Tatupu was a fan favorite among Patriots fans during his thirteen season career with the team. It’s no surprise either; he was loved by teammates, was always smiling and developed his own fan section – “Mosi’s Mooses.”  Yet, his family says toward the end of his career, he was struggling with depression and alcohol.  At the same time, he was becoming forgetful and aloof.  In 2010, Tatupu passed away from a heart attack.

Last year, Tatupu’s ex-wife, Linnea Garcia-Tatupu was told that some of Mosi’s brain tissue still existed and was preserved from his autopsy.  Upon learning this, she donated the tissue to the CTE Center at Boston University.  In October, the day after Mosi was inducted into the Polynesian Football Hall of Fame, Tatupu’s family was informed that “fairly widespread deposits” of tau protein were found in the tissue sample.

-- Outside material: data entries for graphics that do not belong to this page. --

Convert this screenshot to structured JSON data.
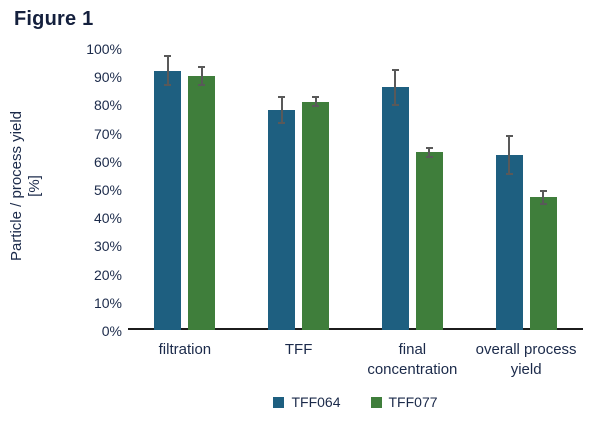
{
  "figure": {
    "title": "Figure 1"
  },
  "chart_data": {
    "type": "bar",
    "title": "Figure 1",
    "categories": [
      "filtration",
      "TFF",
      "final concentration",
      "overall process yield"
    ],
    "category_label_lines": [
      [
        "filtration"
      ],
      [
        "TFF"
      ],
      [
        "final",
        "concentration"
      ],
      [
        "overall process",
        "yield"
      ]
    ],
    "series": [
      {
        "name": "TFF064",
        "color": "#1e5f80",
        "values": [
          92,
          78,
          86,
          62
        ],
        "errors": [
          5.5,
          5,
          6.5,
          7
        ]
      },
      {
        "name": "TFF077",
        "color": "#3f7e3b",
        "values": [
          90,
          81,
          63,
          47
        ],
        "errors": [
          3.5,
          2,
          2,
          2.5
        ]
      }
    ],
    "ylabel_line1": "Particle / process yield",
    "ylabel_line2": "[%]",
    "ytick_labels": [
      "0%",
      "10%",
      "20%",
      "30%",
      "40%",
      "50%",
      "60%",
      "70%",
      "80%",
      "90%",
      "100%"
    ],
    "ylim": [
      0,
      100
    ],
    "ytick_step": 10,
    "grid": false,
    "legend_position": "bottom",
    "colors": {
      "axis_line": "#1c1c1c",
      "error_bar": "#595959",
      "text": "#1b2a4a"
    }
  }
}
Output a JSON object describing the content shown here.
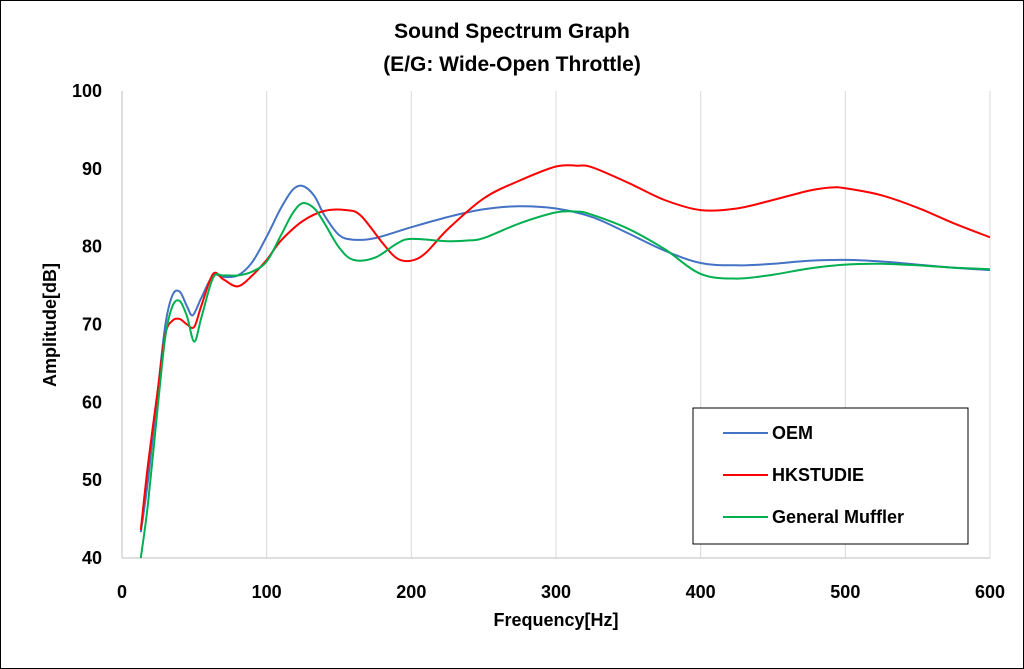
{
  "chart_data": {
    "type": "line",
    "title": "Sound Spectrum Graph",
    "subtitle": "(E/G: Wide-Open Throttle)",
    "xlabel": "Frequency[Hz]",
    "ylabel": "Amplitude[dB]",
    "xlim": [
      0,
      600
    ],
    "ylim": [
      40,
      100
    ],
    "xticks": [
      0,
      100,
      200,
      300,
      400,
      500,
      600
    ],
    "yticks": [
      40,
      50,
      60,
      70,
      80,
      90,
      100
    ],
    "grid": "vertical",
    "legend_position": "bottom-right",
    "series": [
      {
        "name": "OEM",
        "color": "#4472C4",
        "points": [
          [
            13,
            43.3
          ],
          [
            18,
            50
          ],
          [
            25,
            62
          ],
          [
            30,
            70
          ],
          [
            35,
            73.8
          ],
          [
            40,
            74.2
          ],
          [
            45,
            72.3
          ],
          [
            49,
            71.2
          ],
          [
            55,
            73.5
          ],
          [
            63,
            76.3
          ],
          [
            70,
            76.1
          ],
          [
            80,
            76.3
          ],
          [
            90,
            78
          ],
          [
            100,
            81.3
          ],
          [
            110,
            85
          ],
          [
            118,
            87.3
          ],
          [
            125,
            87.8
          ],
          [
            133,
            86.5
          ],
          [
            140,
            84
          ],
          [
            150,
            81.5
          ],
          [
            160,
            80.9
          ],
          [
            175,
            81.1
          ],
          [
            200,
            82.5
          ],
          [
            225,
            83.8
          ],
          [
            250,
            84.8
          ],
          [
            275,
            85.2
          ],
          [
            300,
            84.9
          ],
          [
            325,
            83.8
          ],
          [
            350,
            81.7
          ],
          [
            375,
            79.5
          ],
          [
            400,
            77.9
          ],
          [
            425,
            77.6
          ],
          [
            450,
            77.8
          ],
          [
            475,
            78.2
          ],
          [
            500,
            78.3
          ],
          [
            525,
            78.1
          ],
          [
            550,
            77.7
          ],
          [
            575,
            77.3
          ],
          [
            600,
            77.0
          ]
        ]
      },
      {
        "name": "HKSTUDIE",
        "color": "#FF0000",
        "points": [
          [
            13,
            43.6
          ],
          [
            18,
            52
          ],
          [
            25,
            62
          ],
          [
            30,
            68.8
          ],
          [
            35,
            70.5
          ],
          [
            40,
            70.7
          ],
          [
            45,
            70
          ],
          [
            50,
            69.7
          ],
          [
            55,
            72.5
          ],
          [
            63,
            76.5
          ],
          [
            70,
            75.8
          ],
          [
            80,
            74.9
          ],
          [
            90,
            76.3
          ],
          [
            100,
            78.3
          ],
          [
            110,
            80.8
          ],
          [
            125,
            83.3
          ],
          [
            140,
            84.6
          ],
          [
            155,
            84.7
          ],
          [
            165,
            84
          ],
          [
            180,
            80.5
          ],
          [
            190,
            78.5
          ],
          [
            200,
            78.2
          ],
          [
            210,
            79.2
          ],
          [
            225,
            82.2
          ],
          [
            250,
            86.2
          ],
          [
            275,
            88.5
          ],
          [
            300,
            90.3
          ],
          [
            315,
            90.4
          ],
          [
            325,
            90.2
          ],
          [
            350,
            88.2
          ],
          [
            375,
            86
          ],
          [
            400,
            84.7
          ],
          [
            425,
            84.9
          ],
          [
            450,
            86
          ],
          [
            475,
            87.2
          ],
          [
            490,
            87.6
          ],
          [
            500,
            87.5
          ],
          [
            525,
            86.6
          ],
          [
            550,
            85
          ],
          [
            575,
            83
          ],
          [
            600,
            81.2
          ]
        ]
      },
      {
        "name": "General Muffler",
        "color": "#00B050",
        "points": [
          [
            13,
            40
          ],
          [
            18,
            47
          ],
          [
            25,
            60
          ],
          [
            30,
            68.5
          ],
          [
            35,
            72.4
          ],
          [
            40,
            73
          ],
          [
            45,
            71
          ],
          [
            50,
            67.8
          ],
          [
            55,
            71
          ],
          [
            63,
            76
          ],
          [
            70,
            76.3
          ],
          [
            80,
            76.3
          ],
          [
            90,
            76.8
          ],
          [
            100,
            78.1
          ],
          [
            110,
            81.5
          ],
          [
            118,
            84.3
          ],
          [
            125,
            85.6
          ],
          [
            133,
            84.9
          ],
          [
            140,
            83
          ],
          [
            150,
            79.9
          ],
          [
            160,
            78.3
          ],
          [
            175,
            78.6
          ],
          [
            190,
            80.4
          ],
          [
            200,
            81
          ],
          [
            225,
            80.7
          ],
          [
            240,
            80.8
          ],
          [
            250,
            81.1
          ],
          [
            275,
            83
          ],
          [
            300,
            84.4
          ],
          [
            315,
            84.5
          ],
          [
            325,
            84.1
          ],
          [
            350,
            82.3
          ],
          [
            375,
            79.7
          ],
          [
            400,
            76.5
          ],
          [
            425,
            75.9
          ],
          [
            450,
            76.4
          ],
          [
            475,
            77.2
          ],
          [
            500,
            77.7
          ],
          [
            525,
            77.8
          ],
          [
            550,
            77.6
          ],
          [
            575,
            77.3
          ],
          [
            600,
            77.1
          ]
        ]
      }
    ]
  }
}
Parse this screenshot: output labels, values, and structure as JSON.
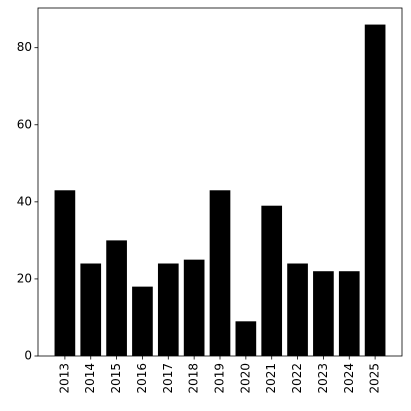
{
  "chart_data": {
    "type": "bar",
    "categories": [
      "2013",
      "2014",
      "2015",
      "2016",
      "2017",
      "2018",
      "2019",
      "2020",
      "2021",
      "2022",
      "2023",
      "2024",
      "2025"
    ],
    "values": [
      43,
      24,
      30,
      18,
      24,
      25,
      43,
      9,
      39,
      24,
      22,
      22,
      86
    ],
    "color": "#000000",
    "ylim": [
      0,
      90.3
    ],
    "yticks": [
      0,
      20,
      40,
      60,
      80
    ]
  }
}
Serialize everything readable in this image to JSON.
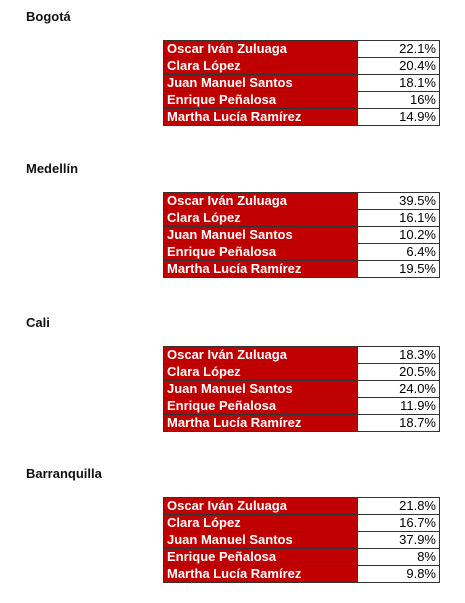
{
  "cities": [
    {
      "name": "Bogotá",
      "rows": [
        {
          "candidate": "Oscar Iván Zuluaga",
          "percent": "22.1%"
        },
        {
          "candidate": "Clara López",
          "percent": "20.4%"
        },
        {
          "candidate": "Juan Manuel Santos",
          "percent": "18.1%"
        },
        {
          "candidate": "Enrique Peñalosa",
          "percent": "16%"
        },
        {
          "candidate": "Martha Lucía Ramírez",
          "percent": "14.9%"
        }
      ]
    },
    {
      "name": "Medellín",
      "rows": [
        {
          "candidate": "Oscar Iván Zuluaga",
          "percent": "39.5%"
        },
        {
          "candidate": "Clara López",
          "percent": "16.1%"
        },
        {
          "candidate": "Juan Manuel Santos",
          "percent": "10.2%"
        },
        {
          "candidate": "Enrique Peñalosa",
          "percent": "6.4%"
        },
        {
          "candidate": "Martha Lucía Ramírez",
          "percent": "19.5%"
        }
      ]
    },
    {
      "name": "Cali",
      "rows": [
        {
          "candidate": "Oscar Iván Zuluaga",
          "percent": "18.3%"
        },
        {
          "candidate": "Clara López",
          "percent": "20.5%"
        },
        {
          "candidate": "Juan Manuel Santos",
          "percent": "24.0%"
        },
        {
          "candidate": "Enrique Peñalosa",
          "percent": "11.9%"
        },
        {
          "candidate": "Martha Lucía Ramírez",
          "percent": "18.7%"
        }
      ]
    },
    {
      "name": "Barranquilla",
      "rows": [
        {
          "candidate": "Oscar Iván Zuluaga",
          "percent": "21.8%"
        },
        {
          "candidate": "Clara López",
          "percent": "16.7%"
        },
        {
          "candidate": "Juan Manuel Santos",
          "percent": "37.9%"
        },
        {
          "candidate": "Enrique Peñalosa",
          "percent": "8%"
        },
        {
          "candidate": "Martha Lucía Ramírez",
          "percent": "9.8%"
        }
      ]
    }
  ]
}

The CTE Center’s director, Dr. Ann McKee, has found that CTE sufferers have an abnormal pattern of tau protein buildup in their brains.  Often victims display signs of erratic behavior, memory loss, depression, and dementia.  Generally, football players who suffer from the disease do not display these symptoms until years after retirement.

The protein buildup pattern is unique to CTE, and the CTE Center has discovered it in about 140 former athletes, many of whom were football players.  It is believed that repetitive head injuries, even minor ones, cause a chemical reaction in the brain.  That reaction causes tau protein buildups which inhibit nerves in the brain from making connections with each other.  This eventually kills those nerves.

Currently, no test can identify CTE in a living person.  McKee hopes her research will change this.  Her team is looking to develop a test to identify victims early on, before their deaths.  With that, she hopes to develop therapies to treat and perhaps reverse the effects of the disease.

Mosi’s case was unique.  His behavioral changes were noted much earlier.  His family reported that they began seeing changes in his early thirties while he was still playing.

Tatupu’s ex-wife, whom remained close with him after the divorce, hopes to raise awareness for the dangers of playing football long-term.  She says she would not “recommend any sport where you can’t protect the very thing that is meant to keep you alive.  If your brain doesn’t work, there is precious little else that will.”  She fears for her son as well.  Tatupu and Garcia-Tatupu’s son, Lofa, played as a linebacker for five seasons with the Seattle Seahawks.